La gratuité de la contraception : un impératif
Otilia Ferreira, gynécologue, membre du Copil de CovidUrgenceOutremer et ancienne conseillère régionale, explique les nouvelles mesures instaurant la gratuité de la contraception pour toutes les jeunes adultes jusqu'à l'âge de 25 ans. Interview.
La gratuité de la contraception sera accessible à toutes les jeunes adultes jusqu’à l’âge de 25 ans. Qu’est-ce qui sera remboursé exactement ?
La loi de financement de la Sécurité Sociale votée le 23/12/2021 instaure la gratuité de la contraception jusqu’à l’âge de 25 ans (déjà acquise depuis 2013 pour les mineures). L’Assurance Maladie appliquera le principe de la prise en charge à 100% via le tiers payant. Sont ainsi couverts :
- Une consultation annuelle avec un médecin ou une sage-femme
- Les examens biologiques
- Certains contraceptifs : pilules de 1° et 2° génération, implant, stérilet et contraception hormonale d’urgence.
Elle est applicable depuis le 1er janvier 2022 et peut concerner 3 millions de femmes.
En quoi cette mesure va-t-elle permettre de réduire les inégalités d’accès à la contraception ?
Différentes enquêtes publiques ont montré que les difficultés financières sont la première cause d’absence de protection contraceptive.
La précarité frappe de manière plus forte les jeunes et la crise covid avec ses conséquences sur l’emploi contractuel et saisonnier l’a considérablement aggravée.
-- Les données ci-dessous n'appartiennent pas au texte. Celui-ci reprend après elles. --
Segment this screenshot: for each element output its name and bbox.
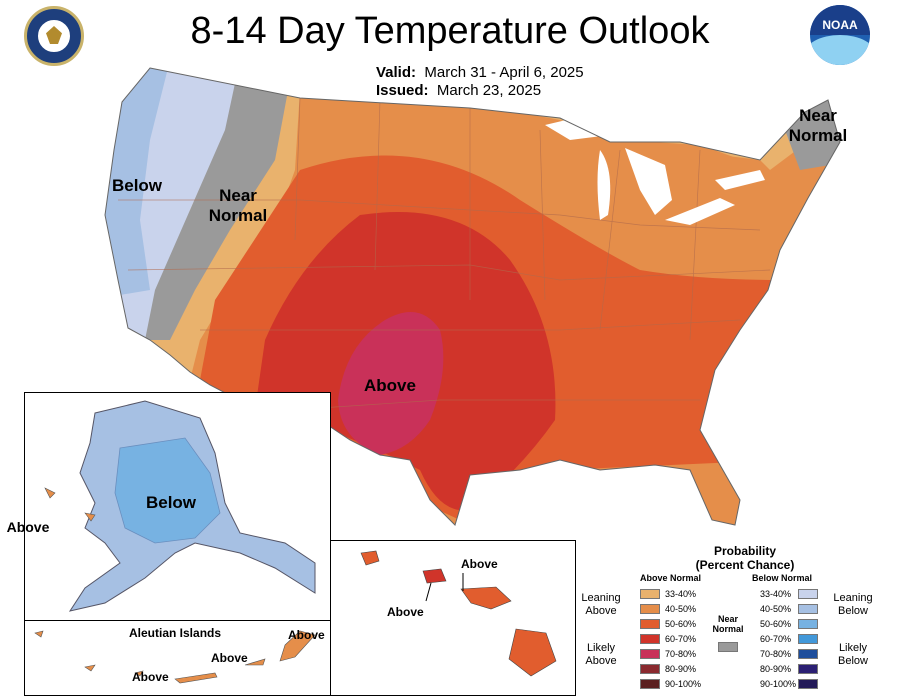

Nous avons tous en mémoire la détresse d’un très grand nombre d’étudiants privés de ressources.
Le lourd tribut qui en découle est le nombre d’IVG annuelles (222 000 en 2020) qui va crescendo depuis 1990 alors que le nombre de naissances diminue. En 1990 une grossesse sur cinq se soldait par une IVG et en 2020 c’est presque une sur quatre.
Pourquoi certaines pilules ne sont pas concernées par cette gratuité ?
En 2013 Marisol Touraine, alors ministre de la Santé, prit la décision du déremboursement des pilules de 3° et 4° génération. Elle a ainsi quasiment supprimé l’accès à ces médicaments qui pouvaient régler des problèmes spécifiques sans solution avec les 1° et 2° génération.
La réduction drastique de l’offre, l’absence de pédagogie, la poursuite d’un objectif comptable ont éloigné de très nombreuses femmes de la contraception orale avec pour conséquence une augmentation de 5% du nombre d’IVG en 2013 après quatre années consécutives de baisse.
C’est une première étape importante mais ne peut-on pas aller plus loin en remboursant d’autres moyens de contraception ?
Le débat mal conduit en 2013 autour de la contraception orale lui a porté un premier et cinglant coup d’arrêt. Puis est venue s’ajouter l’absence d’information sur la juste revendication de lutte contre les perturbateurs endocriniens qui a permis l’installation d’une fausse assimilation des contraceptifs oraux à ces dérégulateurs.
L’évolution de la contraception s’est tournée vers l’absence de contraception, le recours à des méthodes naturelles inefficaces (Ogino, coït interrompu) ou éprouvées. Des produits de ce dernier groupe mériteraient d’être éligibles à la gratuité : préservatifs, capes et diaphragmes, spermicides.
Rembourser la pilule masculine n’encouragerait-il pas davantage les hommes à l’utiliser davantage alors que son utilisation à l’heure actuelle reste encore très faible ?
La contraception masculine peut s’inscrire dans quatre domaines : mécanique (préservatif), hormonale (injections), thermique (slips chauffants ou anneaux) et chirurgicale (vasectomie).
La pilule pour hommes n’existe nulle part dans le monde. La recherche sur la pilule masculine reste sans succès depuis des décennies, entravée par une très faible demande.
La prise en charge de la responsabilité contraceptive dans le couple est pour les hommes français un véritable tabou.
Pourquoi le sujet de la contraception est-il encore si tabou en France ?
La politique d’accès à la contraception est un marqueur du niveau de démocratie d’un pays.
En la matière, durant des décennies la France était avant-gardiste mais depuis plus de vingt ans elle recule. La société française est gagnée par un courant puritaniste sous l’influence des conservatismes religieux.
La contraception est le fer de lance d’une sexualité affranchie et détachée de la reproduction. Elle inscrit la sexualité dans le champ du plaisir, ce qui est condamné par les esprits moralistes.
Pour sortir du climat rétrograde actuel qui enferme la sexualité, la gratuité de certains contraceptifs est insuffisante. Elle doit s’accompagner d’une campagne nationale d’information sur la contraception et d’une véritable éducation à la sexualité. Ce triptyque relève d’une politique plus volontariste.
Gageons que la campagne de 2022 sera une belle opportunité pour remettre ce sujet au cœur des débats.